Following Gov. Greg Abbott's March 2 announcement that the statewide COVID-19 face covering mandate and other pandemic-related orders will be lifted March 10, Community Impact Newspaper spoke to virologist Dr. Benjamin Neuman with the Texas A&M University System about the state of Texas' response to the coronavirus pandemic and the potential effects of rolling back certain pandemic restrictions at this time. This interview has been edited for length and clarity.

In your view, how well is Texas now handling COVID-19?

The picture is not clear, and the reason it’s not clear is because of that big ice storm. ... During that and after it, the [Texas Department of State Health Services] put out an announcement saying that case numbers would be artificially low because a lot of parts of Texas weren’t able to actually report the cases ... or they weren’t able to get there to receive them. And so when things like that have happened in the past, ... about once a month, there will be a correction. ... We have not yet seen that correction, and so we don’t really know how many cases are missing or how caught up we are, and I think that’s going to vary depending on where you’re talking about in the state. ... The idea that we would use low case numbers as the basis for a major change in policy that would potentially drive up case numbers when the case numbers may not actually be low—that’s the part that I have a hard time getting my head around.

What are your thoughts on Gov. Greg Abbott ending the mask mandate and lifting capacity limits?

I couldn’t believe it when I first heard it. ... I think the thing I was left with was frustration, for the most part. This is going to make it harder to stop COVID. So my worry was already that because of the high amount of antivaccine and/or antiscience sentiment in Texas—that we would run the risk of being one of the last places in the U.S. to still have the virus. When they get it under control everywhere else, my worry is that the Deep South is going to be the last bastion of COVID-19. And it doesn't have to be that way. That’s avoidable. I’m just not sure if we are on track to avoid it.


What have you thought of the state's vaccine rollout so far?

The way I was raised, you want to win the fight before you throw the parade. And that is not what we’re doing. We’ve got it the other way around here. Unfortunately, this makes everything much more difficult. The virus can only mutate when it is able to grow, and the virus can only survive if it is able to jump from one unmasked person to another unmasked person about every four or five days. If it stays any longer than that, it’s going to get cleaned up by the immune system, and it’s probably going to be gone. If you think about it, it actually takes a lot of work to keep a pandemic going, and fairly simple measures are very effective at stopping it. You can look at all the countries that have managed to get essentially virus-free without having a vaccine—like, before the vaccines were available—to see that. So the vaccine helps, but I think we are relying on it far too much, and not enough people have had a vaccine.

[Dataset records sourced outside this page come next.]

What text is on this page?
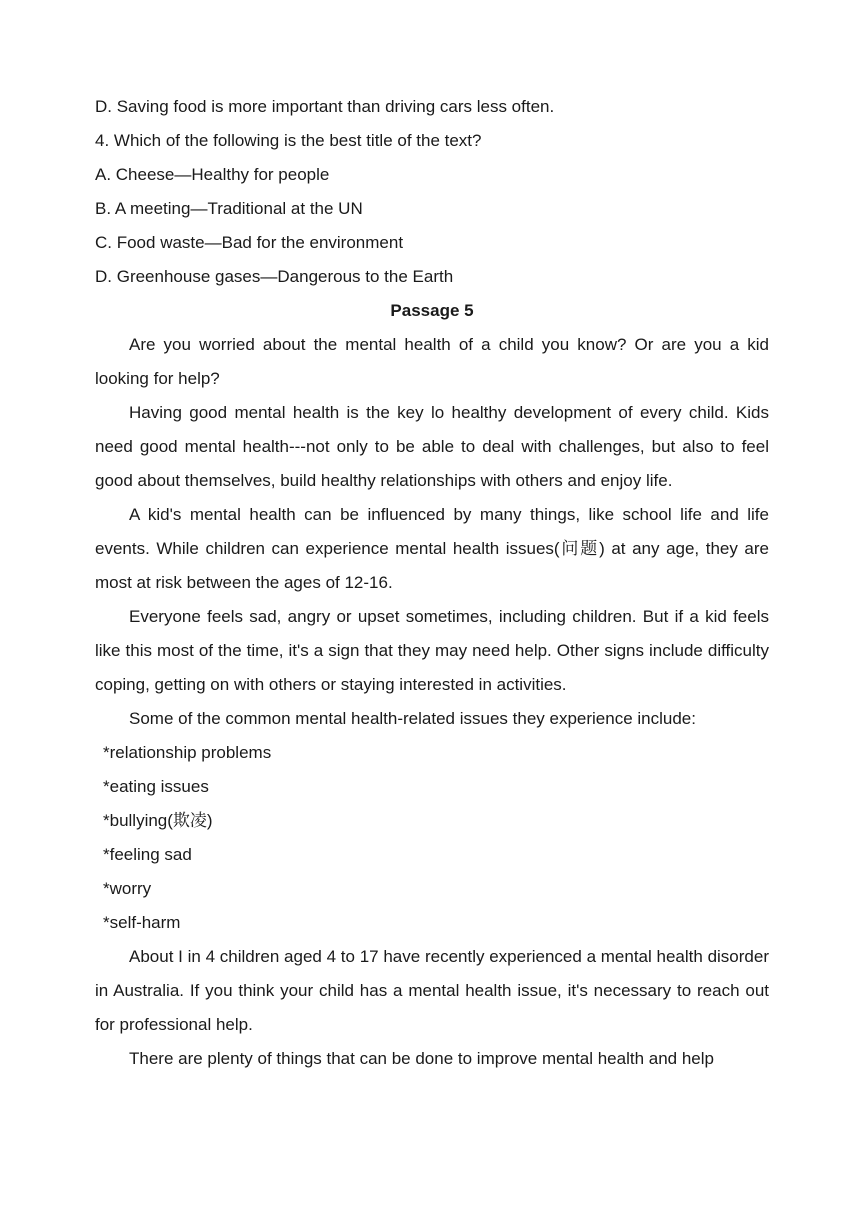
D. Saving food is more important than driving cars less often.

4. Which of the following is the best title of the text?

A. Cheese—Healthy for people

B. A meeting—Traditional at the UN

C. Food waste—Bad for the environment

D. Greenhouse gases—Dangerous to the Earth

Passage 5

Are you worried about the mental health of a child you know? Or are you a kid looking for help?

Having good mental health is the key lo healthy development of every child. Kids need good mental health---not only to be able to deal with challenges, but also to feel good about themselves, build healthy relationships with others and enjoy life.

A kid's mental health can be influenced by many things, like school life and life events. While children can experience mental health issues(问题) at any age, they are most at risk between the ages of 12-16.

Everyone feels sad, angry or upset sometimes, including children. But if a kid feels like this most of the time, it's a sign that they may need help. Other signs include difficulty coping, getting on with others or staying interested in activities.

Some of the common mental health-related issues they experience include:

*relationship problems

*eating issues

*bullying(欺凌)

*feeling sad

*worry

*self-harm

About I in 4 children aged 4 to 17 have recently experienced a mental health disorder in Australia. If you think your child has a mental health issue, it's necessary to reach out for professional help.

There are plenty of things that can be done to improve mental health and help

My other comment would be that the way we’ve rolled out the vaccine is a problem. We’ve taken a sort of ‘Honor your mother and father’ approach by going in and trying to protect the elderly and people with severe comorbidities first. The problem there is that a virus spreads through contact, and so the people who have the most contact with other people are going to be, for example, fast-food workers, elementary school teachers, bus drivers. ... We could've gotten the vaccine to more people and to people who are more connected with other people—basically, people who are positioned in a way that would make them potential hubs for virus transmission.

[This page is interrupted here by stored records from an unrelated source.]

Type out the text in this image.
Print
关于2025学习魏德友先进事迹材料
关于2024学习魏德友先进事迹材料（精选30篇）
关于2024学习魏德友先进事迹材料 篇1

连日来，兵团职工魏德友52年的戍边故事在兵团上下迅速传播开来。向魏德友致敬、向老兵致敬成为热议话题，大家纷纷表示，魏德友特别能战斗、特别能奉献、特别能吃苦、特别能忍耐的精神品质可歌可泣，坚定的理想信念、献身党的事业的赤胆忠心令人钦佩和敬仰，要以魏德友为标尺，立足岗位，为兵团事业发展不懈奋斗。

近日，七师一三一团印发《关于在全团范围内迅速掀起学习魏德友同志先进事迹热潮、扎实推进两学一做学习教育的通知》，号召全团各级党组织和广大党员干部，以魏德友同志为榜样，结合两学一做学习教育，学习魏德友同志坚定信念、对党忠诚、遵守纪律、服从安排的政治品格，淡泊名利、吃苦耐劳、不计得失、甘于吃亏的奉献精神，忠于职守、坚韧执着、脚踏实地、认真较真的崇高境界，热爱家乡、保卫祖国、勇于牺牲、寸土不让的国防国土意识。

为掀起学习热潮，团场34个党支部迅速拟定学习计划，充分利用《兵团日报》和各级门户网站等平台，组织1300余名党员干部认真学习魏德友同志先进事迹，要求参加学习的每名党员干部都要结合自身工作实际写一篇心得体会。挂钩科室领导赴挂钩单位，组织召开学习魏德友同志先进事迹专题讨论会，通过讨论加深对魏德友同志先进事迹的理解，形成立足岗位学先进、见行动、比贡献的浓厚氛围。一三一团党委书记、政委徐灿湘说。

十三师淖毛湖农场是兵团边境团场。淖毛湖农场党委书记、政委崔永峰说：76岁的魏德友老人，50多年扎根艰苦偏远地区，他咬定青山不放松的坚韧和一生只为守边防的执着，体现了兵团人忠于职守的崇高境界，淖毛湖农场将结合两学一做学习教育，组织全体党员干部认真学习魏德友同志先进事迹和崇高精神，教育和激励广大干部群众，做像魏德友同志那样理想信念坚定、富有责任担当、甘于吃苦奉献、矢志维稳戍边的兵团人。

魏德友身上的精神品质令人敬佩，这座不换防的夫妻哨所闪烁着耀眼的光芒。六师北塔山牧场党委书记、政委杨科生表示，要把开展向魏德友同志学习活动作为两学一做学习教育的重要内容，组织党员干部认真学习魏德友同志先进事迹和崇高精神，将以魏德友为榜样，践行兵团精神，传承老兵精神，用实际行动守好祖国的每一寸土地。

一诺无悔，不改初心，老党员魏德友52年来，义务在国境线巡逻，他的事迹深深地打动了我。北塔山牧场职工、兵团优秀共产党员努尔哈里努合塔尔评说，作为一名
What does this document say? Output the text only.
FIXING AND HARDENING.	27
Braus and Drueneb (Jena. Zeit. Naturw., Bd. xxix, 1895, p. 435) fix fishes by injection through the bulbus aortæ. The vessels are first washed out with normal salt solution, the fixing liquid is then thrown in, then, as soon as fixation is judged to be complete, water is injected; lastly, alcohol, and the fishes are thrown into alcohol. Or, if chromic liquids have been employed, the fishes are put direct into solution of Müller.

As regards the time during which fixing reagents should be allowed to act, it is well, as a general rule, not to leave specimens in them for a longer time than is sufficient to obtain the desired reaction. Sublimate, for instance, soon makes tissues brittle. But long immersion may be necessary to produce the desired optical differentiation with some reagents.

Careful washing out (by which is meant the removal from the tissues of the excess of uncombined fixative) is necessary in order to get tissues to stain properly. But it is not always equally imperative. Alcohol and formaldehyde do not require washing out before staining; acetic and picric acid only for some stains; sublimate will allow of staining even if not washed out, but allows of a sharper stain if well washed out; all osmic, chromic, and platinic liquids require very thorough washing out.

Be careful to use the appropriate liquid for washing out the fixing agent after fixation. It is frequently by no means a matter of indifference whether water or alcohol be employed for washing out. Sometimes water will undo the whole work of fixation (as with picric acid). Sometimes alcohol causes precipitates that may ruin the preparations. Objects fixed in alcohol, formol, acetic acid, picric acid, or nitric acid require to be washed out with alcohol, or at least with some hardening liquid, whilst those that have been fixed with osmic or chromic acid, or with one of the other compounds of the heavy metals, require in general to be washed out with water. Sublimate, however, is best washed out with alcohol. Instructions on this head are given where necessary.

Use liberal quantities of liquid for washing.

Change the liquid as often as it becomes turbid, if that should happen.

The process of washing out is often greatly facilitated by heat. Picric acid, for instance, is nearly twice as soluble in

Do you have any additional comments on how the COVID-19 response in Texas might look over the year ahead?


This is likely to lead to more cases, this is likely to lead to greater spread, and this is likely to produce homegrown Texas variants. They’re going to be vaccine-resistant and antibody-resistant [and] treatment-resistant. The virus changes over time, and the more shots we give it at growing in a human, the better it’s going to get at the job. And in a place where you have a few people who are vaccinated and a vast number of people who are not vaccinated, the virus has plenty of places to go and plenty of room to evolve. Evolution is unpredictable, but evolution tends to do something that will evade whatever problems the virus is running into. And if that problem ends up being vaccine immunity because we’re kind of slowly dripping it out, then I could really see that.

[The governor’s] main justification is that this is an issue of personal responsibility and personal freedom, essentially. The problem there, and why that is not the case, is that you can't get the virus from yourself, and you can’t give it to yourself. The virus always comes from another person, which means this is a collective risk and is not something that one person can manage. ... I don’t know why we’re not treating this like secondhand smoke—why we’re not allowing smoking in buildings, but are fine with something that kills you much more rapidly and surely being in buildings.

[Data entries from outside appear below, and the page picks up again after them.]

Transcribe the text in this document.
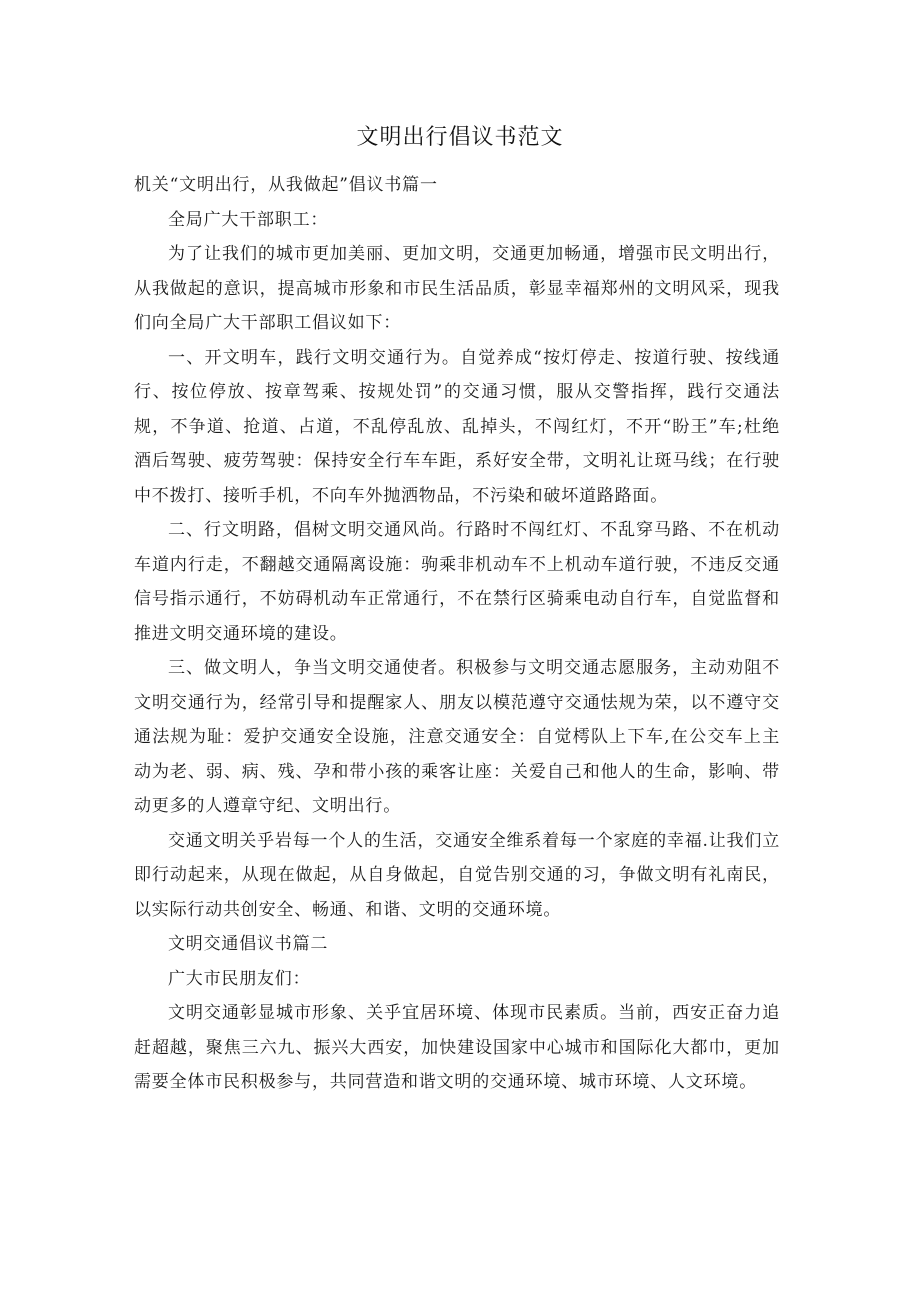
文明出行倡议书范文

机关“文明出行，从我做起”倡议书篇一

全局广大干部职工：

为了让我们的城市更加美丽、更加文明，交通更加畅通，增强市民文明出行，从我做起的意识，提高城市形象和市民生活品质，彰显幸福郑州的文明风采，现我们向全局广大干部职工倡议如下：

一、开文明车，践行文明交通行为。自觉养成“按灯停走、按道行驶、按线通行、按位停放、按章驾乘、按规处罚”的交通习惯，服从交警指挥，践行交通法规，不争道、抢道、占道，不乱停乱放、乱掉头，不闯红灯，不开“盼王”车;杜绝酒后驾驶、疲劳驾驶：保持安全行车车距，系好安全带，文明礼让斑马线；在行驶中不拨打、接听手机，不向车外抛洒物品，不污染和破坏道路路面。

二、行文明路，倡树文明交通风尚。行路时不闯红灯、不乱穿马路、不在机动车道内行走，不翻越交通隔离设施：驹乘非机动车不上机动车道行驶，不违反交通信号指示通行，不妨碍机动车正常通行，不在禁行区骑乘电动自行车，自觉监督和推进文明交通环境的建设。

三、做文明人，争当文明交通使者。积极参与文明交通志愿服务，主动劝阻不文明交通行为，经常引导和提醒家人、朋友以模范遵守交通怯规为荣，以不遵守交通法规为耻：爱护交通安全设施，注意交通安全：自觉樗队上下车,在公交车上主动为老、弱、病、残、孕和带小孩的乘客让座：关爱自己和他人的生命，影响、带动更多的人遵章守纪、文明出行。

交通文明关乎岩每一个人的生活，交通安全维系着每一个家庭的幸福.让我们立即行动起来，从现在做起，从自身做起，自觉告别交通的习，争做文明有礼南民，以实际行动共创安全、畅通、和谐、文明的交通环境。

文明交通倡议书篇二

广大市民朋友们：

文明交通彰显城市形象、关乎宜居环境、体现市民素质。当前，西安正奋力追赶超越，聚焦三六九、振兴大西安，加快建设国家中心城市和国际化大都巾，更加需要全体市民积极参与，共同营造和谐文明的交通环境、城市环境、人文环境。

The governor put in place a safeguard that I believe is designed never to be activated, and that is the county judges having the authority to put additional restrictions in place. Now, I don’t know how many county judges you know, but the ones I’ve met seem to be very busy people, and I don’t know how they would possibly find time to read up on the latest epidemiology and scientific papers about COVID-19. ... So you’ve got people in every community that has people who are trained to understand the virus, and those have been shut out of the decision-making process. We have left it, instead, to people who have expertise in jurisprudence, which, frankly, has nothing to do with COVID-19 one way or another.